FAQs – Frequently asked questions for our Open Banking APIs

General Questions 


List of connected banks 

Please see the Download Area in the Top Menu to download a list of all Banks connected to our PSD2 API. 
 

Are retail and business accounts accessible through PSD2 APIs? 

All retail accounts with access to Mein ELBA Online-Banking can also be accessed through the PSD2 APIs. 

For Business Accounts the access to the Mein ELBA Online-Banking can be enabled or disabled. Only if access to the Online-Banking is enabled the PSD2 APIs are also available for this account.  

 

Payment Initiation



How is the available account balance checked?

Our system checks the available amount after the PSU authorizes the payment.

If the amount IS NOT available the payment will be rejected.

If the amount IS available, the payment state changes to Pending and our system will start processing the payment.

Each new initiated transaction will reduce the available account balance.

Example: If the account balance is 100 Euro, and we receive two transactions (one 80 Euro, one 40 Euro) then the 2nd transaction (40 Euro) will be rejected.

 

It seems that payments are not processed after 18:00?

In the evening (typically from 18:00 to 03:00), on weekdays and on holidays SEPA payments can not be processed. This means if a payment is received during these hours the available amount will be checked and the payment will stay in the pending status until settlement can continue on the next bank working day in the morning.

 

What is the final Status of a payment? 

For SEPA Credit Transfers the final status is typically ACSC, but also may be ACCC because some banks will confirm the settlement directly. 

For Instant Payments the final status is always ACCC.  

To make your integration more robust we suggest, that implementors always check for ACSC or ACCC as final status in their systems.  

 

Are Instant Payments available to all customers?  

The availability and pricing of instant payments is the same as in the Online-Banking and depends on the banking products the customer has signed up for.

 

Account Information


What is the maximum validity for Account Information Consents?  

Recurring Account Information Consents can be requested for up to 90 days. If you request a consent until a date more than 90 days in the future (eg. Year 9999), the consent can still be requested, but will bet shortened to the maximum of 90 days.  

 

Number of days for transaction history  

For recurring consents transaction history is provided for the last 90 days only.  
For a one-off Consent (single use only) the whole historz of transactions the customer sees in the Online-Banking can be requested.  
The maximum transaction history depends on the banking product the customer.  

 

Certificates 


What type of certificates are supported? 

Currently QWAC eIDAS certificates are supported, QSEAL is NOT supported.  

 

Are Certificates with 4096 bits supported? 

Our API supports eIDAS certificates of up to 4096 bits.  

 

Our certificate will expire soon, do we need to inform Raiffeisen about the new certificate?

If only the key is renewed and thus the validity is extended you can use the new certificate without any additional steps and without informing us. It is a good idea to call the first-contact Endpoint again, which should result in the same client-id for the new certificate. If the fields in the certificate are different the first-contact will result in a new client-id.

 

Our company has a new name or has merged with another company, do we need to inform Raiffeisen about this? 

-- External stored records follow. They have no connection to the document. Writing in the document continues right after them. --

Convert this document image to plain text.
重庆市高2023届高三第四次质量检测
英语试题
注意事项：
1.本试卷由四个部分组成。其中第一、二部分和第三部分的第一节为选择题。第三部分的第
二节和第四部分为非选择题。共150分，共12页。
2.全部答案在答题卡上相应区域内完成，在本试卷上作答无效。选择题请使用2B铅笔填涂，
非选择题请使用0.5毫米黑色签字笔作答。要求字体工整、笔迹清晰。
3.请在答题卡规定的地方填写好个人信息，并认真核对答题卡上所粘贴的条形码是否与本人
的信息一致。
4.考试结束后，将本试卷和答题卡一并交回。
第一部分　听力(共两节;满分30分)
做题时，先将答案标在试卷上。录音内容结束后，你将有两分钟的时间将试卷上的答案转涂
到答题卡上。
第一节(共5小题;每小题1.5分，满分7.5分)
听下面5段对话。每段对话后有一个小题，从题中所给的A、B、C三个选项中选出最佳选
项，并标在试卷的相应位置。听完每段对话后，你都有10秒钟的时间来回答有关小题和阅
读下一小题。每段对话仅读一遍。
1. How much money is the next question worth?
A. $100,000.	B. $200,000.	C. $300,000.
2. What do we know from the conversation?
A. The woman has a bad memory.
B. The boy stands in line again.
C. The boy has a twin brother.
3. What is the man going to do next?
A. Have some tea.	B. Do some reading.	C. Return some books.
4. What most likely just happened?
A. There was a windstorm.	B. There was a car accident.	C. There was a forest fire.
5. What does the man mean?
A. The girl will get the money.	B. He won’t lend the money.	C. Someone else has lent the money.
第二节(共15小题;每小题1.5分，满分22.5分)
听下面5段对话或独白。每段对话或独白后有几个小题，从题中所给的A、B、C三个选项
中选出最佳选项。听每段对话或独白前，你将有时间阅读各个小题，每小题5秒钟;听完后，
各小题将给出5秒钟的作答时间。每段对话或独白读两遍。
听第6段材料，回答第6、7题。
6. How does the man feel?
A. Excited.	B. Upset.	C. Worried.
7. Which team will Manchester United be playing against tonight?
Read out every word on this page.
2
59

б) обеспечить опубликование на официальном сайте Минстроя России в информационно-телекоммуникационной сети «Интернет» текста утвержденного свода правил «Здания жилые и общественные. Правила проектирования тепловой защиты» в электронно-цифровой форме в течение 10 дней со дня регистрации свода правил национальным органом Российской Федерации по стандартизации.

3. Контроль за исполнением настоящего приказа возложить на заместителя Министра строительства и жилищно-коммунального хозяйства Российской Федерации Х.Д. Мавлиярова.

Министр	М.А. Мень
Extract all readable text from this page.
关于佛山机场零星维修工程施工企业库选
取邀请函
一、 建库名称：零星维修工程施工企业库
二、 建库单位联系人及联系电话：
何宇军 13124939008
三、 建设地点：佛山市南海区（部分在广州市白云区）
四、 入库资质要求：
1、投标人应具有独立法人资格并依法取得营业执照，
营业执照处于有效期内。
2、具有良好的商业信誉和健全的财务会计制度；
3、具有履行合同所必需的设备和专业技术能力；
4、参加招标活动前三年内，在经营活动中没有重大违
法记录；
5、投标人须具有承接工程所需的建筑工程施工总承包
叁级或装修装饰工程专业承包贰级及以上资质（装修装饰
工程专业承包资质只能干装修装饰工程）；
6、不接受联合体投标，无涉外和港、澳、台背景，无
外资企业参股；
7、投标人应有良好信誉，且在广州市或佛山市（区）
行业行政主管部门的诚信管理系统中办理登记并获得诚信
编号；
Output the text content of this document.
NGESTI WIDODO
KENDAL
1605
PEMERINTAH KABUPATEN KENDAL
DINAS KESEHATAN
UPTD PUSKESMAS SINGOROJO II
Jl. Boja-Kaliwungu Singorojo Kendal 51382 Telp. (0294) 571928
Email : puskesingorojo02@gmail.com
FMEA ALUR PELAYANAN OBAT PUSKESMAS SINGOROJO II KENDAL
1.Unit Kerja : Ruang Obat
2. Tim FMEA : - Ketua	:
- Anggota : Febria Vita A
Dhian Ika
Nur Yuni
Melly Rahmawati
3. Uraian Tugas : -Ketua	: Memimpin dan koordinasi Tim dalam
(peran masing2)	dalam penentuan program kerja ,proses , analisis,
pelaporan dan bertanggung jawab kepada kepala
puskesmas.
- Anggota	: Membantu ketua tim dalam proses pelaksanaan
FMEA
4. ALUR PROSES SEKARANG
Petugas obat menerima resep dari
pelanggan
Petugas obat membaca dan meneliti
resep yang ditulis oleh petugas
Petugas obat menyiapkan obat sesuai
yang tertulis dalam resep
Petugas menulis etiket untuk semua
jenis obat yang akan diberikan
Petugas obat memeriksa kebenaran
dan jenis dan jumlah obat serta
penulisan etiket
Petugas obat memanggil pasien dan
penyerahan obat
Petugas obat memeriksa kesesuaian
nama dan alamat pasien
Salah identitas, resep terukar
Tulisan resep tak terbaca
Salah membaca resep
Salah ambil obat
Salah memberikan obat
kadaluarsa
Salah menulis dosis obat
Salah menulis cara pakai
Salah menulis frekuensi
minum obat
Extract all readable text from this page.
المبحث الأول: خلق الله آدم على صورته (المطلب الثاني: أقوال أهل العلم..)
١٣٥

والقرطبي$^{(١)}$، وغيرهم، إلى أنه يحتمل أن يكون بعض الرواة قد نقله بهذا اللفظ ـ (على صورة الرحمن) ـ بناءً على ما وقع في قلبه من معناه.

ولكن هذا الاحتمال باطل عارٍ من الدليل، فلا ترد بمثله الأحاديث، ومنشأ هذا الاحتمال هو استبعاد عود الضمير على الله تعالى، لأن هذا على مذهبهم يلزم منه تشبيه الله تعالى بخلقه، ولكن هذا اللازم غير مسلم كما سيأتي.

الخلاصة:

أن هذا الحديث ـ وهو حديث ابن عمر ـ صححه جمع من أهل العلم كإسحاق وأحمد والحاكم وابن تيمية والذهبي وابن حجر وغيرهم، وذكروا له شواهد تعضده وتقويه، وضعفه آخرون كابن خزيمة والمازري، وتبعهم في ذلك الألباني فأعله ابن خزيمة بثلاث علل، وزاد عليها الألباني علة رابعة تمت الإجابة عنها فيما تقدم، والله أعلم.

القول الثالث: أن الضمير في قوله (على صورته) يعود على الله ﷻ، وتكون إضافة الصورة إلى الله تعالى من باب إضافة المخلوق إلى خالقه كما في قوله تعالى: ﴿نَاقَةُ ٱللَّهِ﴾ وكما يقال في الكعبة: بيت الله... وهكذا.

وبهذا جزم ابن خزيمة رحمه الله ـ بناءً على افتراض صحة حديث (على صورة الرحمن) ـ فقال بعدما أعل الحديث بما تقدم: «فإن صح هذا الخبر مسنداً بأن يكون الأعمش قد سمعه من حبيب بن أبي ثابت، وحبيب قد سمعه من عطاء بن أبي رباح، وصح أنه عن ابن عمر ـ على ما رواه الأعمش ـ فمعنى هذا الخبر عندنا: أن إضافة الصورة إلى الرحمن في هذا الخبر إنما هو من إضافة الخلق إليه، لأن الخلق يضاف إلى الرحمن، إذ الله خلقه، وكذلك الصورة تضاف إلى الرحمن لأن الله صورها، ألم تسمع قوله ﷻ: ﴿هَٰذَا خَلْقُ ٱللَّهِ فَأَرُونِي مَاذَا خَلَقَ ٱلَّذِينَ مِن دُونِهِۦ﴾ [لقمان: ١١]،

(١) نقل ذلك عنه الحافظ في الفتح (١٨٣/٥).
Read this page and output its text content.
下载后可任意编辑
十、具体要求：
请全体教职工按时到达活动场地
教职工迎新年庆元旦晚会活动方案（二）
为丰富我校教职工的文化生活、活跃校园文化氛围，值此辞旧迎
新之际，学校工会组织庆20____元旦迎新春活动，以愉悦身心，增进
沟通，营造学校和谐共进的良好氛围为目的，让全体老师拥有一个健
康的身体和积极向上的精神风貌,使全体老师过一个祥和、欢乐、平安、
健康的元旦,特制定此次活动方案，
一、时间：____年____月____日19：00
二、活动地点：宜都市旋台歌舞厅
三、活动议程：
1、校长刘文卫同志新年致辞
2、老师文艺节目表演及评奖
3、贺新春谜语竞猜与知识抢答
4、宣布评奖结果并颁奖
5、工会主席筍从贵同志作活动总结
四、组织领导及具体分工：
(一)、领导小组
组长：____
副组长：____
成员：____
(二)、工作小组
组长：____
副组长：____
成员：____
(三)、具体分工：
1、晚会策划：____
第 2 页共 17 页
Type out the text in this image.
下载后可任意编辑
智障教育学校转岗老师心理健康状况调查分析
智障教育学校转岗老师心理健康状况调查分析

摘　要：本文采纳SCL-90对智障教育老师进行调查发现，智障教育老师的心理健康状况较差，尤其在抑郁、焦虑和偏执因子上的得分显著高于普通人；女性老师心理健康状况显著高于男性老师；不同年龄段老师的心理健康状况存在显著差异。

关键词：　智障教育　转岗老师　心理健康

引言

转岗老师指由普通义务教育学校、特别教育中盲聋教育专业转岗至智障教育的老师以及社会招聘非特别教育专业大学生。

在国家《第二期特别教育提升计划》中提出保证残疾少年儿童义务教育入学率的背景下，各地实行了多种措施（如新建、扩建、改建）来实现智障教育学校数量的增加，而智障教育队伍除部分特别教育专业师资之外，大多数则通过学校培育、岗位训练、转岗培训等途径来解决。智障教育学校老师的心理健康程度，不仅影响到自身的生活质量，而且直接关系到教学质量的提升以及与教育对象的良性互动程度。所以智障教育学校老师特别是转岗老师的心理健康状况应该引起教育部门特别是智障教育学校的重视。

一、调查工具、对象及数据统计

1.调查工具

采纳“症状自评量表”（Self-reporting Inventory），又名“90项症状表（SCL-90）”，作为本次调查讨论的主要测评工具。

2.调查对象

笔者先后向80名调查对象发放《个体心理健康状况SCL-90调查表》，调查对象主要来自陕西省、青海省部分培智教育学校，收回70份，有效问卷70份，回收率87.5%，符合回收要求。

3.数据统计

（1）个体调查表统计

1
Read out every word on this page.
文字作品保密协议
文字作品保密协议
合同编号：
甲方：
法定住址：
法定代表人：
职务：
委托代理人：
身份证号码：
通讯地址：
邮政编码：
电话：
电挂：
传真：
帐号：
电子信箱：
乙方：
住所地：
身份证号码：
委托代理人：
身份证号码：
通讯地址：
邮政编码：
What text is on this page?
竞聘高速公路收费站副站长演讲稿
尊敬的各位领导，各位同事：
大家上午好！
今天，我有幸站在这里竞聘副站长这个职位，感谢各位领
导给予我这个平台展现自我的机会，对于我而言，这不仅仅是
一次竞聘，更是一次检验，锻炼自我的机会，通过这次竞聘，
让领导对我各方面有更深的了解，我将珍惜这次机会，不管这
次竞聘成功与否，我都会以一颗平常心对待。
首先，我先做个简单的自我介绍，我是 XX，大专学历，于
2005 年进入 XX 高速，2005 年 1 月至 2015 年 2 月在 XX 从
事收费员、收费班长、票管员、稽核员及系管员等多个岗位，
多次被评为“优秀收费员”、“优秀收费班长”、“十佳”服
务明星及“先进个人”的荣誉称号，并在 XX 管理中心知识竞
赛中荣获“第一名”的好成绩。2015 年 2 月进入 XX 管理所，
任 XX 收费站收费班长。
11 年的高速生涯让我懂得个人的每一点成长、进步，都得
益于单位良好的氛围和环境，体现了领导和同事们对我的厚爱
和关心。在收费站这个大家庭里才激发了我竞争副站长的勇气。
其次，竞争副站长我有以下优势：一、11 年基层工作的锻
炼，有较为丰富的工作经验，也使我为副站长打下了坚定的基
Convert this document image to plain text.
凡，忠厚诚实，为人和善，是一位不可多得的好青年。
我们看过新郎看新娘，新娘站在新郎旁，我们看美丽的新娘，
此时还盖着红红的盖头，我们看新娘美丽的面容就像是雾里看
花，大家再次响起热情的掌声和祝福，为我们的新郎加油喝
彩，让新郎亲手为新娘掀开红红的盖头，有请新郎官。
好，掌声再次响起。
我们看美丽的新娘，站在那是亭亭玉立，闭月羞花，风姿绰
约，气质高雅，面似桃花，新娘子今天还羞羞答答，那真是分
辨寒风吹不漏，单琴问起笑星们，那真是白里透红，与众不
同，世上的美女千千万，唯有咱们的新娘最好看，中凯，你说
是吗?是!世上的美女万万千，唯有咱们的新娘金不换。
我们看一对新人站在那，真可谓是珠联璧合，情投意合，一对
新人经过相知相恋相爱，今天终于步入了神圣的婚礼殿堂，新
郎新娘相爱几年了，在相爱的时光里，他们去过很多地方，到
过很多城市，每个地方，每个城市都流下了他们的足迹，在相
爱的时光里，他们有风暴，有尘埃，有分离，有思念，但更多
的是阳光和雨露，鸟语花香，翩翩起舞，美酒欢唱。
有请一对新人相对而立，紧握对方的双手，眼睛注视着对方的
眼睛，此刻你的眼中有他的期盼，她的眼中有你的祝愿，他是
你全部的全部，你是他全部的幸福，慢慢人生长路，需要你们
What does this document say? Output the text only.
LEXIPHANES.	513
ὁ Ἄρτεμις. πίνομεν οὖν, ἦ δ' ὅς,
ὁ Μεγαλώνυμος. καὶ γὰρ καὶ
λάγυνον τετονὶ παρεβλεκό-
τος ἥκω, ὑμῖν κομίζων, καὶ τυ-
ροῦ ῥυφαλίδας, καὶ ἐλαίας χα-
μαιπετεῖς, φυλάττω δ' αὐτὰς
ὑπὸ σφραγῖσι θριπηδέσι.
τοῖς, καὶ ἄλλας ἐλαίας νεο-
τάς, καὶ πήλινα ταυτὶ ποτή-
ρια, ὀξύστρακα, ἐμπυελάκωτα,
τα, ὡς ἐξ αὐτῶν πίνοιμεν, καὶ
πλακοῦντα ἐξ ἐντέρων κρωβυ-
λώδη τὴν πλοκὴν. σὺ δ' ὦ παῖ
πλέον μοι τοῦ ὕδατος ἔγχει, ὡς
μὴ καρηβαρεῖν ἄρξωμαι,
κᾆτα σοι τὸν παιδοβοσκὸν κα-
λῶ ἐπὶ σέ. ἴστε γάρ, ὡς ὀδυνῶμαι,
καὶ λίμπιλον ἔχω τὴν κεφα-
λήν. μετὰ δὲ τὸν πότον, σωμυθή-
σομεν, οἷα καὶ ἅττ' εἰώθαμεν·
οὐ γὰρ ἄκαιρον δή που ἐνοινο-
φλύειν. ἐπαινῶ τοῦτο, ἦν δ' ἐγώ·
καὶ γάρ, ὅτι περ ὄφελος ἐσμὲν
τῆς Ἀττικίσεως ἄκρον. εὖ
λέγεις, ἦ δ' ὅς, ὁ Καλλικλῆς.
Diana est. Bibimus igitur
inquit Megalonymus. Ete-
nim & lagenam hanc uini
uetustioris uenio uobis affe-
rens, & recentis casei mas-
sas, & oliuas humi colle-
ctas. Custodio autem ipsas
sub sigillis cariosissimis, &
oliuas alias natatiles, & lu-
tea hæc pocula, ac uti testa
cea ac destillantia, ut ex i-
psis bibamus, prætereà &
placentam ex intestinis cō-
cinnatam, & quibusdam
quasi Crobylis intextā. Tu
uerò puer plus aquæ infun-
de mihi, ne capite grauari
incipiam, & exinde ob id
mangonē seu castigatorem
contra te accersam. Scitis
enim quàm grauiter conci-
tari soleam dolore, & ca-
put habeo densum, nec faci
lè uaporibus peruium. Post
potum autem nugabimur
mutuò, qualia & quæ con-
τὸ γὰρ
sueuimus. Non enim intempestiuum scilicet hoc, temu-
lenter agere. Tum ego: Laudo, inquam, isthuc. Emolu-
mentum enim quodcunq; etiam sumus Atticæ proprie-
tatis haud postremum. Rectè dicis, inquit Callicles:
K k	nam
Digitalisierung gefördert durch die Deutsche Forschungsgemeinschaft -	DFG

If your company has changed its name, then most likely the “subject” field will be different for any new certificates. If the fields in the certificate change you will need to call the first-contact Endpoint again to get a new client-id. With a new client-id all old consents will have to be renewed. We cannot check if the old and new company are the same legal entity, so customers will need to give their consent again to access their accounts.  

 

In case the first-contact returns a new client-id are services going to be disrupted or are both the old and new client-id going to be working?

Both client-ids will continue to work as long as the corresponding certificates are valid. Please be aware, that consent's are always tied to a client-id and thus consents from the old client-id are not available on the new client-id.  With a new client-id all old consents will have to be renewed.